Nachtigall, Wiesensang und Waldseligkeit – für die Genießer morbider Fin-de-Siècle-Stimmung war dieses erste Saisonkonzert der Essener Philharmoniker ein Ohrenschmaus, dem freilich die Kontraste fehlten. Mit Orchesterliedern von Richard Strauss (aus op. 27 bis 68) und dem damals noch in dessen Dunstkreis stehenden jungen Alban Berg, der hier mit seinen „Sieben frühen Liedern“ noch nichts vom späteren Zwölftonkomponisten erahnen ließ.

Hanna-Elisabeth Müller breitete diese Musik zwischen verklärter Ruhe und sanfter Leidenschaft als subtil interpretierende Vermittlerin aus, die ihren präzise geführten Sopran mal raumtragend ausfuhr, mal aus dem Nichts aufblühen ließ: quasi wie ein solistisch hervortretendes Orchesterinstrument, ein weiteres in der ohnehin reichen Farbenpalette des philharmonischen Bläserapparates. Die größte Publikumsbegeisterung des Abends galt der Sängerin, die sich mit einem zugegebenen „Ständchen“ bedankte.

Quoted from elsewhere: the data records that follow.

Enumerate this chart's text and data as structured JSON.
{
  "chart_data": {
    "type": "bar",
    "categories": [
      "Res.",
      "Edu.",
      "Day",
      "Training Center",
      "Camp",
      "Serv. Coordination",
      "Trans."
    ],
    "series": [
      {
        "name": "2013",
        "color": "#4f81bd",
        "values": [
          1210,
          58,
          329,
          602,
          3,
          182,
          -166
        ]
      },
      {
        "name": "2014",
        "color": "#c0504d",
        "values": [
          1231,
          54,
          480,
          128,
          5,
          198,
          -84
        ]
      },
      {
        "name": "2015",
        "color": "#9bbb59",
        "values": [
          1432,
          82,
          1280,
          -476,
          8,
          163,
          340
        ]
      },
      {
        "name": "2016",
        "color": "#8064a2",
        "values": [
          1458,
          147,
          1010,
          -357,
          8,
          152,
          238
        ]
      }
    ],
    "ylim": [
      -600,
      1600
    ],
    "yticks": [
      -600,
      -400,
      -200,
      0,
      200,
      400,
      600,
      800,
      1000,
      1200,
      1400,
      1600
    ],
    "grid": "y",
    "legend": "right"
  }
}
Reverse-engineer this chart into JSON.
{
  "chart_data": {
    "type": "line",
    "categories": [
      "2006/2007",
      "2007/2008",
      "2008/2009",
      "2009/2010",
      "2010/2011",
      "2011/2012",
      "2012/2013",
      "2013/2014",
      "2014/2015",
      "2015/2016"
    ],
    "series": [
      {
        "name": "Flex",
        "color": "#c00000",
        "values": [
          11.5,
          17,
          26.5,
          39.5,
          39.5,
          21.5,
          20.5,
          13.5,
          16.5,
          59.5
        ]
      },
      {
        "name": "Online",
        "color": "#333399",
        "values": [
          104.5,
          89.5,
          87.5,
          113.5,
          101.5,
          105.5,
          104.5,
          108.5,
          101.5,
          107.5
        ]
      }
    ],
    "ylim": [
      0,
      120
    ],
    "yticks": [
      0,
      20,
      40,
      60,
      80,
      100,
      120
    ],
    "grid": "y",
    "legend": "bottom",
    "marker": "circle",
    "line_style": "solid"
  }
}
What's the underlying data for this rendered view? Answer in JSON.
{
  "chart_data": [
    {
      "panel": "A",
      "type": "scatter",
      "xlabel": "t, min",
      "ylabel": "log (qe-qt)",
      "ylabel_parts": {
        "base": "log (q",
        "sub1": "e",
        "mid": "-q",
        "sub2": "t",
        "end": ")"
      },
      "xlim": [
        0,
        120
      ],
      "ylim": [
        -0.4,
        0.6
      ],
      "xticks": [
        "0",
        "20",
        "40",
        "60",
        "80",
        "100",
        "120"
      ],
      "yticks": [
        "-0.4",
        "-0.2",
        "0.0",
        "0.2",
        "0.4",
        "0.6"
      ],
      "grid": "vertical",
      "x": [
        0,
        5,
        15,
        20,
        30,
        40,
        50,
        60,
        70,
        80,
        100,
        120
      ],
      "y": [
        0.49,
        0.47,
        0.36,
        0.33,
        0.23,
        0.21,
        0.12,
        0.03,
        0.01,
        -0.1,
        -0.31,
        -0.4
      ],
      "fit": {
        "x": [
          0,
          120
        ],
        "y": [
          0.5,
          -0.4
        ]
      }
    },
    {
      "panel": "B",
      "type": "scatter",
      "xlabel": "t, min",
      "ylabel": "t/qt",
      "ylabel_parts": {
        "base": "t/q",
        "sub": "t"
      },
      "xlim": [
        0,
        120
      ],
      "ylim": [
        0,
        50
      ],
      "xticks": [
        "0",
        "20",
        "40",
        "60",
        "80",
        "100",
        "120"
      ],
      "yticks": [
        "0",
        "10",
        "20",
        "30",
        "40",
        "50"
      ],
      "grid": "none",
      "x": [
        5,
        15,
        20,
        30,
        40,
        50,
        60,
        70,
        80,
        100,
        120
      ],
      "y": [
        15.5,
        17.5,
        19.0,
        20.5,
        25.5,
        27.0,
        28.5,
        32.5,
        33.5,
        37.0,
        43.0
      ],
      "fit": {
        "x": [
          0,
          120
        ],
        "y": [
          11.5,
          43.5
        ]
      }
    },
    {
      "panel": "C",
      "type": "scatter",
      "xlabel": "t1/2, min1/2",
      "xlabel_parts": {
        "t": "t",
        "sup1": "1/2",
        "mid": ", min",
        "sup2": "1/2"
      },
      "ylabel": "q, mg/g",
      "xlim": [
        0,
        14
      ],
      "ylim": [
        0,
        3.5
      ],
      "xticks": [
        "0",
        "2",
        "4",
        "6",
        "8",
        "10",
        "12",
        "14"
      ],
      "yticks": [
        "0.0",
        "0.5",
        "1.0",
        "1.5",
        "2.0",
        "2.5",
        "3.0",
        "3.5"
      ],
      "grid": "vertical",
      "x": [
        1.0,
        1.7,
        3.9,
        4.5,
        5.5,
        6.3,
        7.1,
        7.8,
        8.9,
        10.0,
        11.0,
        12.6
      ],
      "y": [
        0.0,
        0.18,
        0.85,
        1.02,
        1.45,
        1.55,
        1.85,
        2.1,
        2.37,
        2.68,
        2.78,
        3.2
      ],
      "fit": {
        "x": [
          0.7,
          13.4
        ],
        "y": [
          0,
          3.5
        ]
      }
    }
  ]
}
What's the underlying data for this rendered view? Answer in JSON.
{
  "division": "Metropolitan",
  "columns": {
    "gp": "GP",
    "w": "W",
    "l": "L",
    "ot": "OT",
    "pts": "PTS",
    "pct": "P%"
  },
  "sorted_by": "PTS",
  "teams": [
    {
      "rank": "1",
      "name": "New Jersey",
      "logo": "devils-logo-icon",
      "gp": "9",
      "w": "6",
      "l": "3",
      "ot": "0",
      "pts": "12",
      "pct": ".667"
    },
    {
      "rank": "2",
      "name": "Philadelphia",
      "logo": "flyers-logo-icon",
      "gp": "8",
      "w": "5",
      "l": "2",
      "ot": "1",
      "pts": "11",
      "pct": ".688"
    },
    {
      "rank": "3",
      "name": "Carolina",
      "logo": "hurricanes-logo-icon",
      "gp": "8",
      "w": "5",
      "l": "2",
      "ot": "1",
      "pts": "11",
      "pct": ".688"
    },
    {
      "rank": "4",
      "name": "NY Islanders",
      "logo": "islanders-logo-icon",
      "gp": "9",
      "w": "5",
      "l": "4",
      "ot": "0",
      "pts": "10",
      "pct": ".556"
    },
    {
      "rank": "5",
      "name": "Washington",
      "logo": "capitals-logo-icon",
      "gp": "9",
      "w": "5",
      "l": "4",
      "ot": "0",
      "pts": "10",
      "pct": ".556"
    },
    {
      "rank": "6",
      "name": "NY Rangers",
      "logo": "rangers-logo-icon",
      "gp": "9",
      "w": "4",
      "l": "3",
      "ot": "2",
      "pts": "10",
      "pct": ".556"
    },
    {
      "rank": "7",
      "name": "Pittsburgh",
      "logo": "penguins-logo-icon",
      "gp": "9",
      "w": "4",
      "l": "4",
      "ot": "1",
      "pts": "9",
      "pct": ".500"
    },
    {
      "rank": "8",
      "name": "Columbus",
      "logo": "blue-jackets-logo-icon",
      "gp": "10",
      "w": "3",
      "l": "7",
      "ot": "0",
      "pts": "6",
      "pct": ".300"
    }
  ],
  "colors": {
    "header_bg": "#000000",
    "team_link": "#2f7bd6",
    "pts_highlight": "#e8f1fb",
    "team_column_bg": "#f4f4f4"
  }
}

Dabei zeigte sich auch das Orchester unter Gastdirigent Hans Graf bestens aufgelegt. Franz Liszts letzte Tondichtung „Von der Wiege bis zum Grabe“, selten gespielt, weil sie sich von dem Ungestüm seiner früheren Werke verabschiedet hat, entfaltete der Österreicher trotz des hitzigen Mittelteils in kammermusikalischer Schönheit, aufgelichtet und gelassen pulsierend.

Welch ein Kontrast dazu dann Straussens Geniestreich „Don Juan“, gleichermaßen elanvoll und kalligraphisch gezeichnet. Kraftstrotzend, aber nicht blechgepanzert trat der Held auf, umtrieben vom jubilierenden Feuer der Leidenschaft. Das löste Glücksgefühle aus wie zu besten Soltesz-Zeiten. Eine sinfonische Großtat!